The last time I answered a question about reels I suggested that SharkeyMalarkey consider an Abu 6500. That turned into a disastrous, hilarious thread a few weeks later. Since that time I have realized that I should not be giving advice about reels to people that I do not know well on the internet.
I hope that abumike, garbo,and a few others see this post and I hope that you are very happy with what ever reel that you end up buying Jbear0001. I have no good reel advise to offer, sorry

ETF


----------



## KEVIN (Feb 26, 2009)

geo said:


> x1


X2 on the Fathom 12 and 15. 757 and Avets are rock solid as well


----------



## SALTSHAKER (Dec 5, 2002)

The Akios 757 also comes with a 5,5 return ratio and the abec 7 bearings can be put in it also.... fine reel....


----------



## Jbare0001 (Apr 24, 2006)

My Dad has both an avet sx and a fathom 25n, out of the 2 I can cast the fathom more consistantly.

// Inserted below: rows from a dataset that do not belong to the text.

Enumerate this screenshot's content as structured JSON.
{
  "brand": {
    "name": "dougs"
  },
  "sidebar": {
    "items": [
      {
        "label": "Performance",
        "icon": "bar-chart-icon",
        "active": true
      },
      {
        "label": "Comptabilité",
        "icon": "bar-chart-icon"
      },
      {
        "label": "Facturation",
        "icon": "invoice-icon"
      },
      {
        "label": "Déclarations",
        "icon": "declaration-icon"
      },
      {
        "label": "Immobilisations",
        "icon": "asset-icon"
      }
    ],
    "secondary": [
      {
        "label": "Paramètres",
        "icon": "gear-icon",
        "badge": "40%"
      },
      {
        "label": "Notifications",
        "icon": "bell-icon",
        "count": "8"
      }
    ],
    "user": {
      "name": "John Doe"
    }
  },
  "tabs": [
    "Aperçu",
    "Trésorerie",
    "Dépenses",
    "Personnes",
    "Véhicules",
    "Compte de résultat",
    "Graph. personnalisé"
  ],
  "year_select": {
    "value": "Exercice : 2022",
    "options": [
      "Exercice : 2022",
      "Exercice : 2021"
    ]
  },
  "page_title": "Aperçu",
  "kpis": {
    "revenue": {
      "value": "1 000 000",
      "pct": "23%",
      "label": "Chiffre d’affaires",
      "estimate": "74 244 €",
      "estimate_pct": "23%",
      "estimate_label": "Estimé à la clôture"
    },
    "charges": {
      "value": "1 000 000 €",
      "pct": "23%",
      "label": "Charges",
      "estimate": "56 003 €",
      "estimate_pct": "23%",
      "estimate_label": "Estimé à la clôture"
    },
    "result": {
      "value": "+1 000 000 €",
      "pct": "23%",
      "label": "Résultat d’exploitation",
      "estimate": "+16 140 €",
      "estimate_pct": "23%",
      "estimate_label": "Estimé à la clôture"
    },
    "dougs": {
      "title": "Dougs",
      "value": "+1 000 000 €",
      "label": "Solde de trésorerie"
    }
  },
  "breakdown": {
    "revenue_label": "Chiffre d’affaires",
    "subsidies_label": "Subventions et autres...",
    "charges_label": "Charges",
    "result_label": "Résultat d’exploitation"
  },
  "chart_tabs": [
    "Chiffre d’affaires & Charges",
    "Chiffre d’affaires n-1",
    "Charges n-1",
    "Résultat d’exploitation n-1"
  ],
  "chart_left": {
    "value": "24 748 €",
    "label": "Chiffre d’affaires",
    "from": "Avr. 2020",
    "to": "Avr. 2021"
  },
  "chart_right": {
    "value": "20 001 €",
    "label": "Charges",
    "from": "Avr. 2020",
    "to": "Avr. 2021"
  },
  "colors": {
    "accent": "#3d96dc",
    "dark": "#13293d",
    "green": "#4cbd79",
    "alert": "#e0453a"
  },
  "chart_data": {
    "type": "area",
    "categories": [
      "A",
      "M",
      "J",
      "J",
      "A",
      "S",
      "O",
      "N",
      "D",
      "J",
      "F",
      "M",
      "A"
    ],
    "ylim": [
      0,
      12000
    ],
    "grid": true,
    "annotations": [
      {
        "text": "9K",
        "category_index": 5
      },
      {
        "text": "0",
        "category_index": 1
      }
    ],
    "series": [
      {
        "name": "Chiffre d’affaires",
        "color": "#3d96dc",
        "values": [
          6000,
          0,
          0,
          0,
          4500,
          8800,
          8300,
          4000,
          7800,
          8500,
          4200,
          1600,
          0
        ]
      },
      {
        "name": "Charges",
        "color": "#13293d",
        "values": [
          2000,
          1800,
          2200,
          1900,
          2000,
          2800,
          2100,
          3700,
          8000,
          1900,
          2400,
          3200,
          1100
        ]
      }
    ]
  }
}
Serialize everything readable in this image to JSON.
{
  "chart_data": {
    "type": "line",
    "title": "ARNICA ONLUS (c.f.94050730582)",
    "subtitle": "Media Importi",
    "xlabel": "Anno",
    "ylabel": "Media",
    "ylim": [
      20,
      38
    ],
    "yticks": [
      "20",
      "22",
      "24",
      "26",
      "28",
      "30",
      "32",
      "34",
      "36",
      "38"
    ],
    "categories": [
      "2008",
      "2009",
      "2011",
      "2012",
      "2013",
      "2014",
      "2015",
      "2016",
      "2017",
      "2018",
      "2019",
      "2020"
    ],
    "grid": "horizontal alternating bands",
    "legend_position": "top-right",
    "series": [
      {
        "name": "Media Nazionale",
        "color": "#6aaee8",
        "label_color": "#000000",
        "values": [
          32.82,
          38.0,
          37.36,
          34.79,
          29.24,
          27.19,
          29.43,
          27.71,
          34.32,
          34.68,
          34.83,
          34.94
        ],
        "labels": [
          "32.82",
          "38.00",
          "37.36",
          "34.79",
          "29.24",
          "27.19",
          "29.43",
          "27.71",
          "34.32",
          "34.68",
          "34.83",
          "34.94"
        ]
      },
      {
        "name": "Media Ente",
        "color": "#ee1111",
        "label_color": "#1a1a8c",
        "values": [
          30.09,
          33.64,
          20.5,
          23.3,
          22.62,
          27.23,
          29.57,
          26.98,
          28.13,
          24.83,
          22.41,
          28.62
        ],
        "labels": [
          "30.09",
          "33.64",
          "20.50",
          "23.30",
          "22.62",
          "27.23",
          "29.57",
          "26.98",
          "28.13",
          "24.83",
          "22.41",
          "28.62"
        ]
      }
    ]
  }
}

I will get the lever just right on the sx every now and then and that thing will fly but more often than not I either will fluff the sx or I'll put too much on it and it doesn't go anywhere. I second being impressed with the freespool with the fathom, I just sat there and stared at it spinning so long. I did have the fathom at the top of my list till I saw the akios 757. I have always been a fan of Abu's so the akios reels really have me curious. The reel I am using now is a 7700 Abu but I have been thinking about retiring it even though it will be hard to find a reel as well made. I think I just want an excuse to buy a new toy to show off that not everyone has, at least in my neck of the woods anyway. Keep the opinions and suggestions coming, my mind isn't totally made up yet.


----------